Until just a few weeks ago, no American seemed on better terms with fortune than Irving V. Link, who had spent most of the past half century playing gin rummy by the side of the pool at the Beverly Hills Hotel, in Los Angeles. For forty-two years, from the time he discovered the hotel, in 1950, until it closed, last December 30th, Irving’s days had been as well ordered and as predictable as the Sun King’s. At seven o’clock every morning, wearing one of the many perfectly fitted tropical-weight suits that have been a special affection of his since a memorable day in the nineteen-thirties, he would stroll over from his house, in the lower reaches of Beverly Hills; enter the hotel under the long, sloping green-and-white striped awning that extended all the way from the driveway, above Sunset Boulevard, to the main entrance; turn right in the lobby; and arrive at the Polo Lounge. Often he and the hostess, Bernice Philbin, would be the first two people there, and they would have a polite conversation before Irving took his place in his booth—the first half circle to your left as you came in—and ordered breakfast: scrambled eggs back in the days when people ate eggs, and, more recently, banana and granola with skim milk.

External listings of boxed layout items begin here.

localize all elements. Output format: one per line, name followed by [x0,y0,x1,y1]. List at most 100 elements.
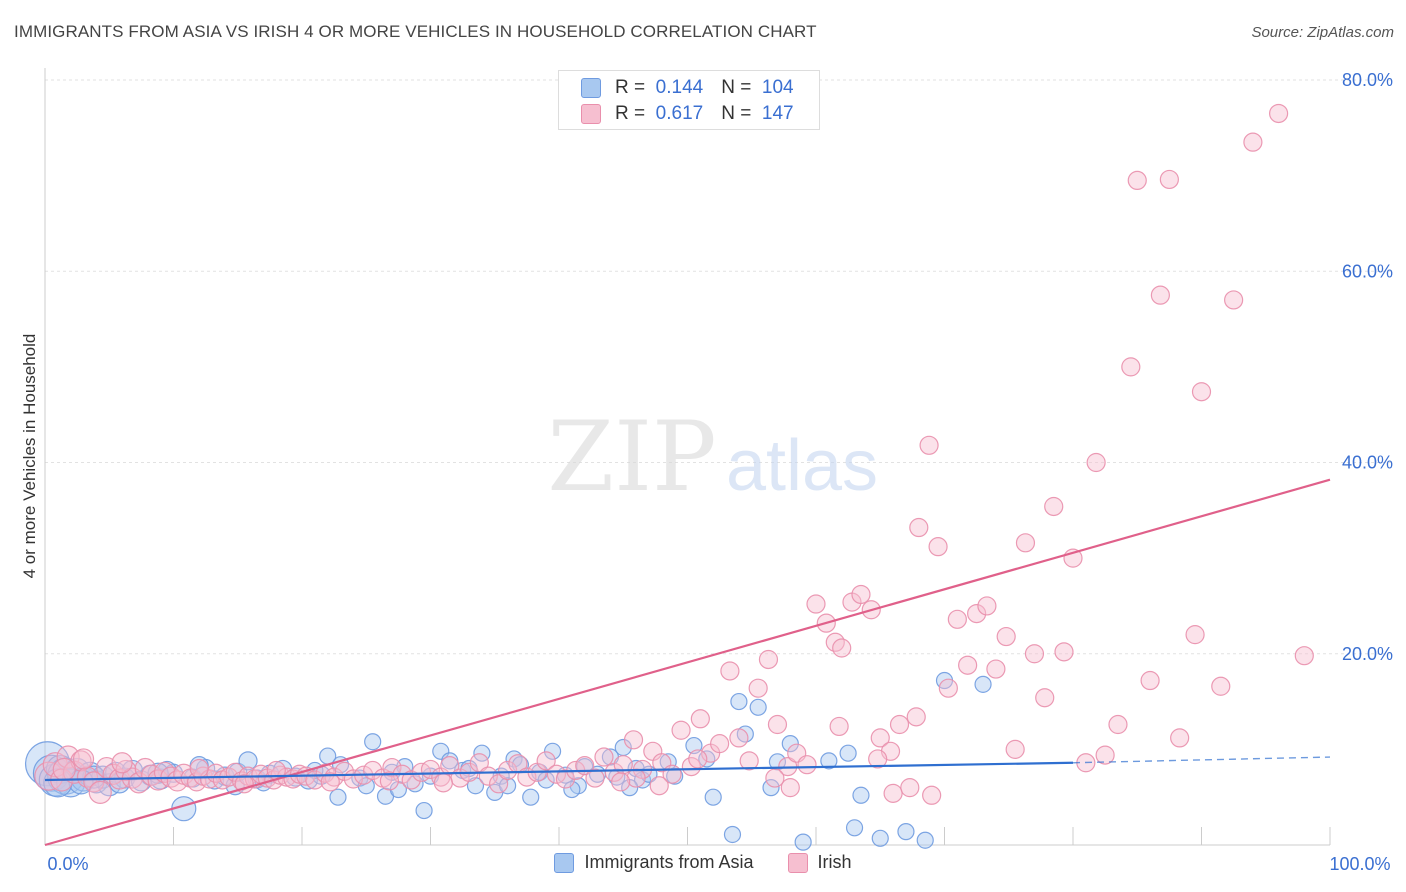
asia-point [543,742,562,760]
irish-point [234,774,254,794]
x-tick-label: 0.0% [47,854,88,874]
irish-point [611,772,631,792]
irish-point [88,780,112,805]
irish-point [977,596,997,616]
irish-point [546,764,567,784]
irish-point [928,537,948,557]
irish-point [1035,688,1055,708]
irish-point [909,517,929,538]
irish-point [1243,132,1263,152]
legend-label-asia: Immigrants from Asia [584,852,754,872]
asia-point [749,698,767,716]
irish-point [729,728,749,748]
trend-lines [44,478,1331,847]
irish-point [1159,169,1179,190]
irish-point [1086,452,1106,473]
irish-point [868,749,888,769]
x-tick-labels: 0.0% 100.0% [47,854,1390,874]
x-tick-label: 100.0% [1329,854,1390,874]
chart-title: IMMIGRANTS FROM ASIA VS IRISH 4 OR MORE … [14,22,817,41]
irish-point [1150,285,1170,305]
irish-point [536,751,556,771]
legend-n-asia: 104 [761,77,794,98]
irish-point [1268,103,1289,124]
correlation-legend: R = 0.144 N = 104 R = 0.617 N = 147 [558,70,820,130]
irish-point [1211,676,1231,696]
asia-point [730,692,748,711]
y-tick-label: 40.0% [1342,453,1393,473]
irish-point [585,768,605,788]
irish-point [780,778,800,798]
asia-point [897,823,915,841]
watermark: ZIP atlas [547,401,878,513]
source-credit: Source: ZipAtlas.com [1251,24,1394,41]
irish-point [1170,728,1190,748]
y-tick-label: 60.0% [1342,261,1393,281]
watermark-zip: ZIP [547,401,716,513]
asia-point [364,733,382,751]
legend-swatch-irish [581,104,601,124]
y-tick-label: 80.0% [1342,70,1393,90]
asia-point [794,833,812,851]
irish-point [958,655,978,675]
legend-item-asia[interactable]: Immigrants from Asia [554,852,754,873]
asia-point [762,779,780,797]
irish-point [797,755,817,775]
irish-point [1005,739,1025,759]
irish-point [498,760,518,781]
asia-point [852,786,870,804]
irish-point [1121,357,1141,377]
series-legend: Immigrants from Asia Irish [0,852,1406,873]
irish-point [832,638,852,658]
asia-point [736,725,754,743]
irish-point [34,761,64,791]
asia-point [916,831,934,849]
irish-point [52,757,76,782]
irish-point [489,774,509,794]
irish-point [739,751,759,771]
watermark-atlas: atlas [726,426,878,506]
asia-trend-extension [1072,756,1331,764]
legend-row-asia: R = 0.144 N = 104 [581,75,794,101]
legend-row-irish: R = 0.617 N = 147 [581,101,794,127]
irish-point [720,661,740,681]
legend-r-label: R = [615,77,646,98]
irish-point [681,756,701,777]
asia-point [974,675,992,693]
legend-item-irish[interactable]: Irish [787,852,852,873]
irish-point [189,758,209,779]
asia-point [406,775,424,793]
series-irish [34,103,1314,805]
asia-point [820,752,838,770]
irish-point [440,756,460,776]
irish-point [1224,290,1244,310]
axes [44,68,1331,846]
irish-point [765,768,785,788]
asia-point [723,825,742,844]
asia-point [329,788,347,806]
irish-point [649,776,669,796]
irish-point [829,716,849,737]
asia-trend-line [44,761,1074,782]
irish-point [111,752,133,774]
irish-point [72,748,95,770]
irish-point [710,734,730,754]
irish-point [806,594,826,614]
irish-point [379,771,399,791]
irish-point [906,707,926,727]
irish-point [889,714,910,735]
irish-point [1127,170,1147,191]
legend-r-asia: 0.144 [655,77,704,98]
y-tick-labels: 20.0% 40.0% 60.0% 80.0% [1342,70,1393,664]
irish-point [967,603,987,624]
irish-point [870,728,890,748]
irish-point [922,785,942,805]
asia-point [839,744,857,762]
irish-point [919,435,939,455]
irish-point [947,609,967,629]
legend-r-irish: 0.617 [655,103,704,124]
irish-point [851,584,871,605]
legend-swatch-asia [581,78,601,98]
irish-point [1108,714,1128,735]
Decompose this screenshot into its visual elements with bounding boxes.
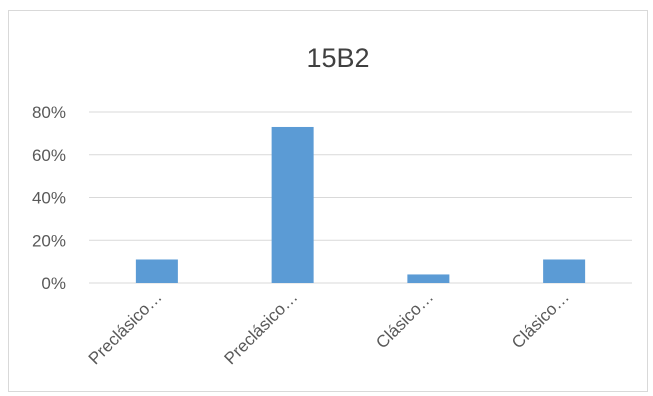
x-axis-ticks: Preclásico… Preclásico… Clásico… Clásico… [85, 287, 573, 368]
y-tick-label: 60% [32, 146, 66, 165]
x-tick-label: Clásico… [372, 287, 437, 352]
chart-frame [8, 10, 648, 392]
bar [407, 274, 450, 283]
y-tick-label: 0% [41, 274, 66, 293]
y-tick-label: 80% [32, 103, 66, 122]
bar [271, 126, 314, 284]
bar [543, 259, 586, 283]
x-tick-label: Preclásico… [85, 287, 166, 368]
bar [135, 259, 178, 283]
chart-title: 15B2 [306, 43, 369, 73]
x-tick-label: Preclásico… [221, 287, 302, 368]
y-tick-label: 20% [32, 231, 66, 250]
y-axis-ticks: 0% 20% 40% 60% 80% [32, 103, 66, 293]
y-tick-label: 40% [32, 189, 66, 208]
x-tick-label: Clásico… [508, 287, 573, 352]
bars [135, 126, 586, 284]
gridlines [89, 111, 632, 284]
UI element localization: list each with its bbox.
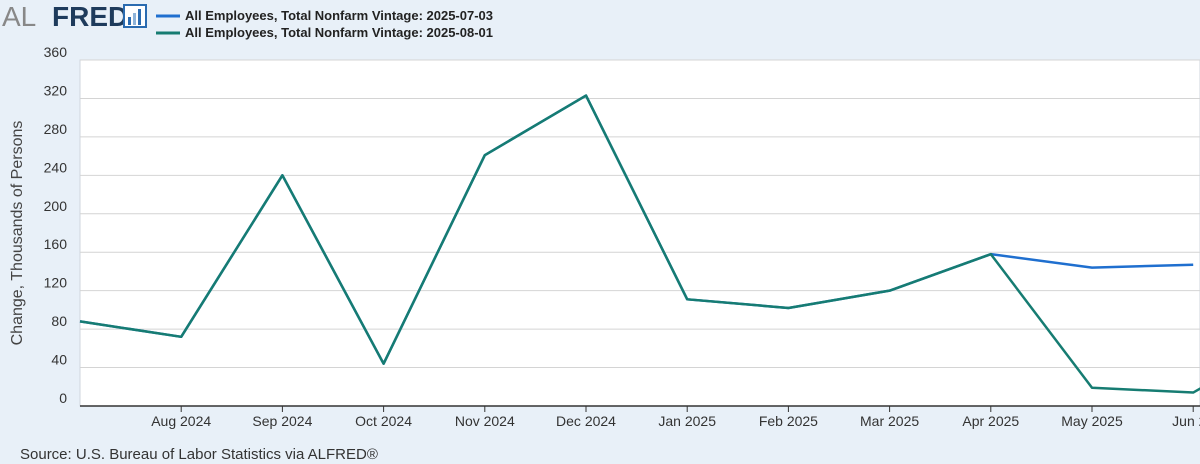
bar-chart-icon (123, 4, 147, 28)
y-tick-label: 360 (44, 44, 68, 60)
logo-fred-text: FRED (52, 1, 128, 32)
y-axis-ticks: 0 40 80 120 160 200 240 280 320 360 (44, 44, 68, 406)
legend-label-series-1: All Employees, Total Nonfarm Vintage: 20… (185, 8, 493, 23)
y-tick-label: 120 (44, 275, 68, 291)
y-tick-label: 200 (44, 198, 68, 214)
x-tick-label: Jan 2025 (658, 413, 716, 429)
x-tick-label: Oct 2024 (355, 413, 412, 429)
series-lines (79, 94, 1200, 394)
x-tick-label: Dec 2024 (556, 413, 616, 429)
alfred-logo[interactable]: AL FRED (2, 1, 147, 32)
x-tick-label: Feb 2025 (759, 413, 818, 429)
x-tick-label: Mar 2025 (860, 413, 919, 429)
legend-label-series-2: All Employees, Total Nonfarm Vintage: 20… (185, 25, 493, 40)
y-tick-label: 320 (44, 82, 68, 98)
source-note: Source: U.S. Bureau of Labor Statistics … (20, 446, 378, 463)
legend: All Employees, Total Nonfarm Vintage: 20… (156, 8, 493, 40)
y-axis-label: Change, Thousands of Persons (9, 121, 26, 346)
x-axis-ticks: Aug 2024 Sep 2024 Oct 2024 Nov 2024 Dec 2024… (151, 406, 1200, 429)
x-tick-label: Jun 20 (1172, 413, 1200, 429)
y-tick-label: 0 (59, 390, 67, 406)
x-tick-label: May 2025 (1061, 413, 1123, 429)
series-line-2[interactable] (79, 94, 1200, 394)
x-tick-label: Aug 2024 (151, 413, 211, 429)
y-tick-label: 40 (51, 352, 67, 368)
x-tick-label: Nov 2024 (455, 413, 515, 429)
y-tick-label: 160 (44, 236, 68, 252)
x-tick-label: Apr 2025 (962, 413, 1019, 429)
y-tick-label: 80 (51, 313, 67, 329)
plot-area (79, 59, 1200, 407)
x-tick-label: Sep 2024 (252, 413, 312, 429)
legend-item-series-1[interactable]: All Employees, Total Nonfarm Vintage: 20… (156, 8, 493, 23)
legend-item-series-2[interactable]: All Employees, Total Nonfarm Vintage: 20… (156, 25, 493, 40)
y-tick-label: 240 (44, 159, 68, 175)
y-tick-label: 280 (44, 121, 68, 137)
logo-al-text: AL (2, 1, 36, 32)
grid-lines (80, 59, 1200, 369)
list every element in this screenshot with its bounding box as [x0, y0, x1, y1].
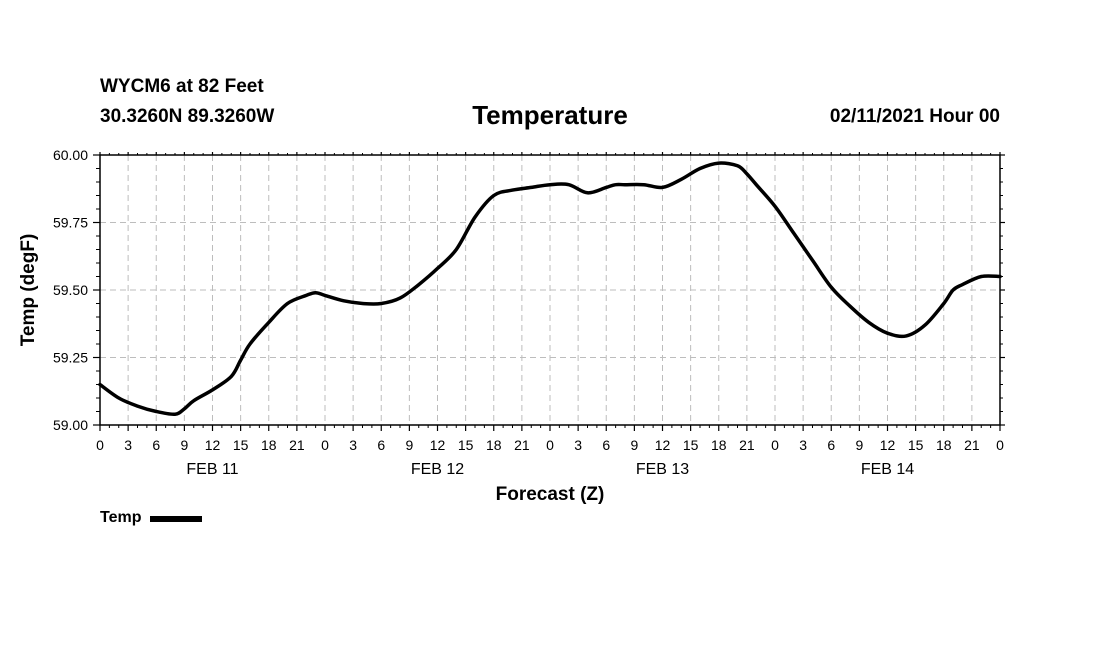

Occasionally, when the weather was particularly fine, he would take his breakfast outside, under the great Brazilian peppertree on the curving flagstone Polo Lounge patio. Then, at around nine, he would stroll back through the lobby and follow the curving, carpeted stairs down to the lower hallway, where he would stop to say good morning to all the people in the downstairs shops: to Tony, the barber, for instance, who would just be laying out his razors and scissors, and Amir, the haberdasher, who specialized in cashmere coats with chinchilla linings, and who would often be at work on a new suit for Irving. Then Irving would walk out through the glass door at the end of the hallway into the allée of jacarandas and bougainvilleas that led to the Beverly Hills Hotel pool. He would wave good morning to Sven Peterson and his pool crew, who would be scrutinizing visitors from the safety of a small, tollhouse-style booth, and walk down the concrete steps toward the pool itself. One of the pool boys would scamper ahead to “set up” a chaise for Irving—that is, drape a flamingo-colored towel over the chair’s buff-colored vinyl—on the south, or sunny, side of the pool while Irving went over to his cabana, on the opposite side, to change into his swimming trunks.